Ignore Active Window
If you don't want any overlay on the game window itself — useful for screenshot purity or when the overlay is just visible enough to bother you in dark scenes — turn on Ignore Active Window. Protection on every other monitor continues normally; the foreground game gets passed through untouched.
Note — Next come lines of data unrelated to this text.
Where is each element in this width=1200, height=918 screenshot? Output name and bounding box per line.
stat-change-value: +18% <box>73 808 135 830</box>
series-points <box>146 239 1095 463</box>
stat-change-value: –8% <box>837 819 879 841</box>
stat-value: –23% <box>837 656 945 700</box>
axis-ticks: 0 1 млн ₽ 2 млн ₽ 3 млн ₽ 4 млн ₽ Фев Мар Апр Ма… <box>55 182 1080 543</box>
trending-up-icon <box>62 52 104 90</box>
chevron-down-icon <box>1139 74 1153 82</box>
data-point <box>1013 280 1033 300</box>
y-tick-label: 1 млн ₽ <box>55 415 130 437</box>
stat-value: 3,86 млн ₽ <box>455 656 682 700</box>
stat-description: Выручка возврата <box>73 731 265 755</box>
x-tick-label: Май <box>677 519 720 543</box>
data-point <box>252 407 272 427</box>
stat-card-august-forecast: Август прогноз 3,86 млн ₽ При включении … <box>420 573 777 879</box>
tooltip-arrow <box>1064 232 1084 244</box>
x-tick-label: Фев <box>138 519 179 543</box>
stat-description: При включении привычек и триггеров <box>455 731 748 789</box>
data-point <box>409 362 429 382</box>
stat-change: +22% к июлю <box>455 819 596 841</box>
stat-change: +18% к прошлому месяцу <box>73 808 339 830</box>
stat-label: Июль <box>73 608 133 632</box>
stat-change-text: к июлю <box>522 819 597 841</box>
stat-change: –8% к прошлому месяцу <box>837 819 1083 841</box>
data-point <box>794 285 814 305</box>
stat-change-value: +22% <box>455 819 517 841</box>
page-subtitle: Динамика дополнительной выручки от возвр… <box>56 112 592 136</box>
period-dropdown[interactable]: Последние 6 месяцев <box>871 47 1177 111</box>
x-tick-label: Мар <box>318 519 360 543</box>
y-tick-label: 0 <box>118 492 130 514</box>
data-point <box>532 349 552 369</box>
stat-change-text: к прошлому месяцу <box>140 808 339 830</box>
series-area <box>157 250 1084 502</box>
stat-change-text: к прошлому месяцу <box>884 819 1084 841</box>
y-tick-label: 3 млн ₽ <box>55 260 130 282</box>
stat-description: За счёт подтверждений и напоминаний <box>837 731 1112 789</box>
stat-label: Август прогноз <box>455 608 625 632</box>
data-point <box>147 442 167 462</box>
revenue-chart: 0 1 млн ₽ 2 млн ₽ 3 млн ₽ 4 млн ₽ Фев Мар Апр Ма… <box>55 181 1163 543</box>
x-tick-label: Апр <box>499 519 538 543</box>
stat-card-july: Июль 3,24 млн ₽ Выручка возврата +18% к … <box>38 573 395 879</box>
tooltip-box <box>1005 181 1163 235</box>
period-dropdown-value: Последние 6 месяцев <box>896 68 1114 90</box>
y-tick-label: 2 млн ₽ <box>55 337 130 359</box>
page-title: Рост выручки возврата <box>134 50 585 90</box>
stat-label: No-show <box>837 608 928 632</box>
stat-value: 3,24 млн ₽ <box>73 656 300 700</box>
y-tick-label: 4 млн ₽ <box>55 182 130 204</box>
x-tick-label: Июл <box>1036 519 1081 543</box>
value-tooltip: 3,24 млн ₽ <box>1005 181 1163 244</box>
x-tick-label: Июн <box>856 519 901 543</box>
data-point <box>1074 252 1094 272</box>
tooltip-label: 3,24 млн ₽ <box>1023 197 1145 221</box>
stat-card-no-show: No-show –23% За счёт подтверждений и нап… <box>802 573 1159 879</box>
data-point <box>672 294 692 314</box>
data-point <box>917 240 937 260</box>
This setting is on by default in the productivity presets and off in both gaming presets.
Performance impact
The hot path runs entirely on the GPU:
- Capture uses Windows Graphics Capture or DXGI Desktop Duplication (both hardware-accelerated)
- Per-pixel exposure modelling and the overlay shader both run as compute / pixel shaders
- Quality presets (Low / Medium / High / Ultra) let you trade detection resolution against frame budget
In typical use, less than 1% GPU overhead measured in real benchmarks. The cost is paid in parallel with your game's render, not in serial.
Hotkeys worth knowing while gaming
- Ctrl+Shift+O — toggle protection on/off without leaving the game
- Ctrl+Shift+− / Ctrl+Shift+= — nudge protection intensity down/up
- Ctrl+Shift+H - toggle the overlay-dim heat view (what the overlay is actually dimming)
- Ctrl+Shift+J - toggle the developer/debug heat view (the raw risk the engine is tracking; a diagnostics tool)
- Ctrl+Shift+V — toggle vignette edge protection
All hotkeys are configurable from the Hotkeys page.